Por desgracia, la mayoría de los hombres con los que había salido hasta la fecha mostraban la fea costumbre de meterse donde nos los llamaban. Cuando se enteraban de que había sido policía, y de que en la actualidad se dedicaba a buscar a personas desaparecidas o secuestradas y a capturar a fugitivos buscados por la ley, empezaban a sermonearla sobre los peligros que podía suponer una profesión así para una mujer.

¡Por favor! Ya había tenido suficiente de esa actitud autoritaria por parte de sus dos hermanos mayores. Le había llevado años conseguir que Cole y Noah dejaran de tratarla como a una niñita indefensa, y, aun así, tenía que insistirles en que podía apañárselas sola cuando se ponían pesados con que necesitaba que la respaldasen en algún caso complicado.

Lo quisiera o no, sabía que siempre tendría que luchar contra el estereotipo femenino de que una mujer debía ser delicada, llevar una vida tranquila, casarse y tener hijos. Precisamente porque se negaba a resignarse a ello había terminado discutiendo con todos los tipos con los que había salido y finalmente había decidido prescindir de los hombres.
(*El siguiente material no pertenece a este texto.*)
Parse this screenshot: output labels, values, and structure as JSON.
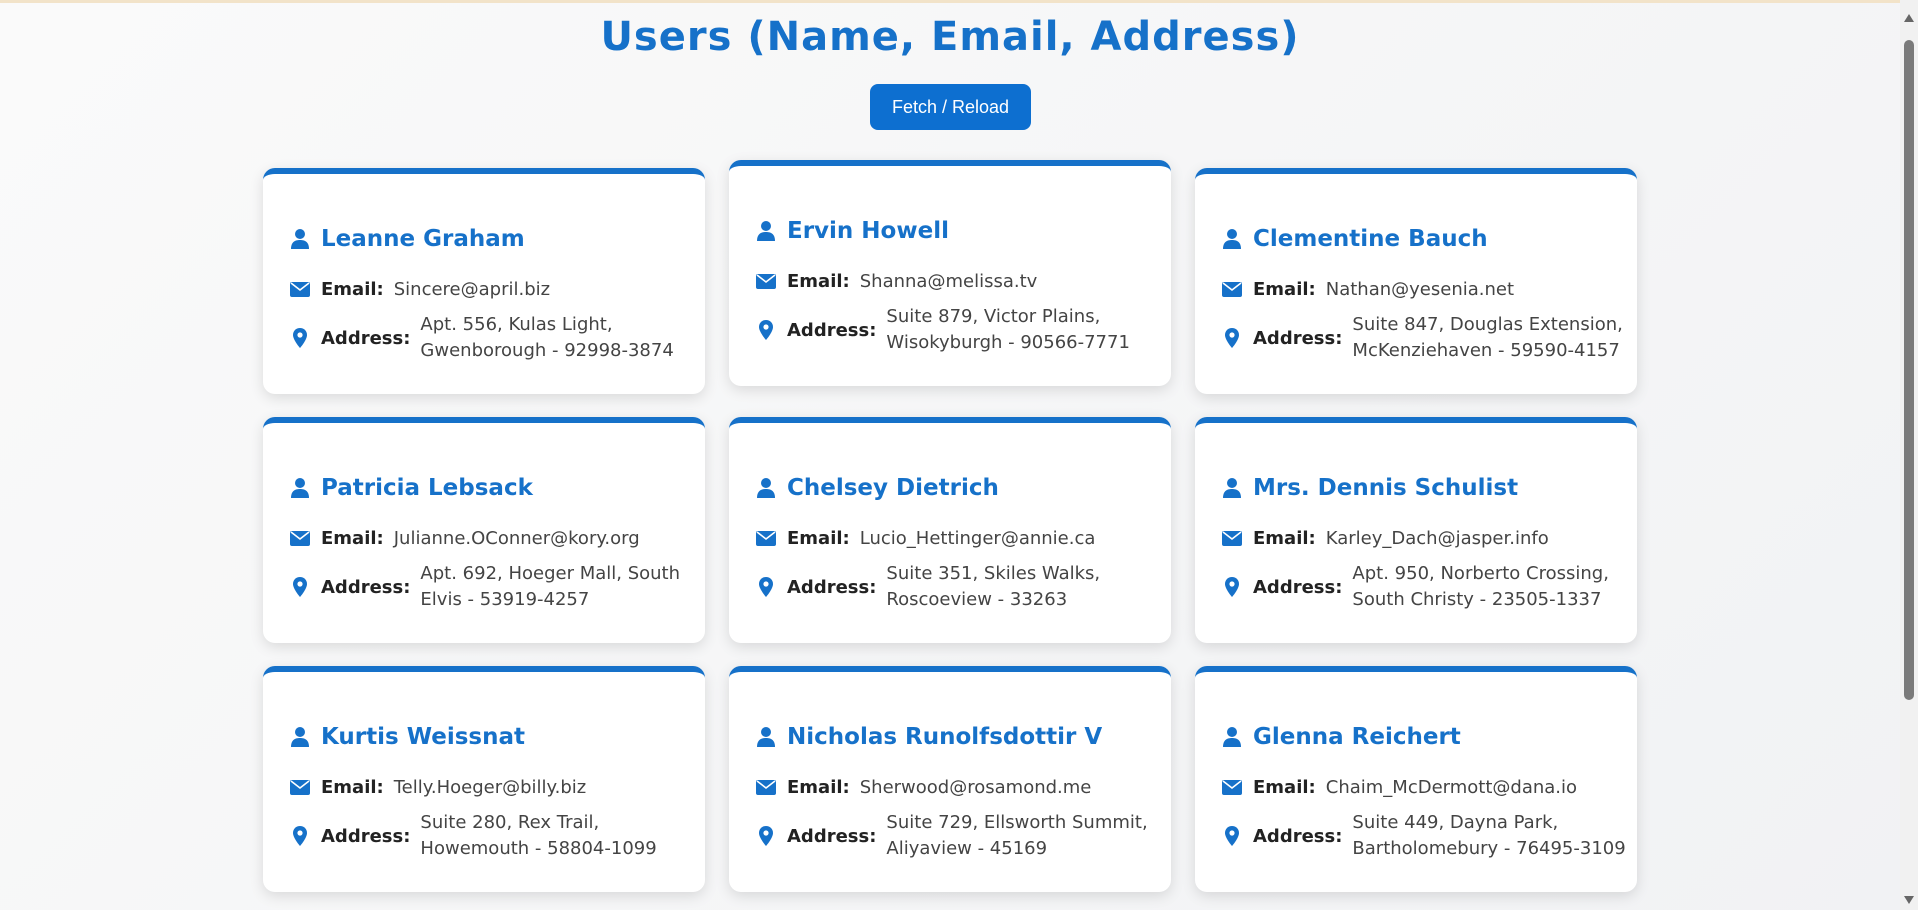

El caso era que había terminado reemplazándolos por el trabajo y, aunque no quisiera admitirlo, era un pobre sustituto de los placeres carnales.

«¡Deja de pensar en ello!»,se dijo. «Lo último que necesitas son la frustración y los problemas que acarrea una relación».

Además, lo cierto era que ningún hombre había despertado en ella tanta pasión o lujuria como para hacer que valiera la pena el esfuerzo, pensó Jo mientras estampaba el sello de «caso cerrado» sobre la carpeta. De algún modo eso la hizo sentirse mejor. Sí, esa era la clase de satisfacción que la hacía sentirse útil y de valor.

De pronto se escucharon unos golpes en la puerta abierta de su despacho. Jo alzó la vista y vio entrar a Melodie Turner, la secretaria de la agencia Sommers, investigadores especialistas.

—Te acaba de llegar algo, Jo —le dijo mientras su rostro se iluminaba con una sonrisa—. Y creo que tiene toda la pinta de ser algo para celebrar.

Jo bajó los pies del escritorio y observó curiosa la cesta de regalo envuelta en papel celofán que Melodie había colocado frente a ella. Jo extrajo la tarjeta que la acompañaba y sonrió mientras leía la nota. La familia Faron le daba las gracias por haber pasado los últimos seis meses tras la pista de su hija Rachel, que se había fugado de casa, y habérsela llevado de vuelta.

No había sido un caso sencillo, ni mucho menos. La chica de trece años había desaparecido sin dejar rastro, atrapada por una secta. Habían cambiado su nombre y apariencia, pero finalmente las pistas la había llevado hasta Sacramento, y había logrado arrancarla de las garras de aquellos estafadores lava-cerebros. La pobre Rachel estaba en realidad tan asustada y echaba tanto de menos a los suyos que colaboró plenamente con Jo y la policía. Devolvieron a la joven con su familia y desarticularon aquella organización de embaucadores. Un final feliz.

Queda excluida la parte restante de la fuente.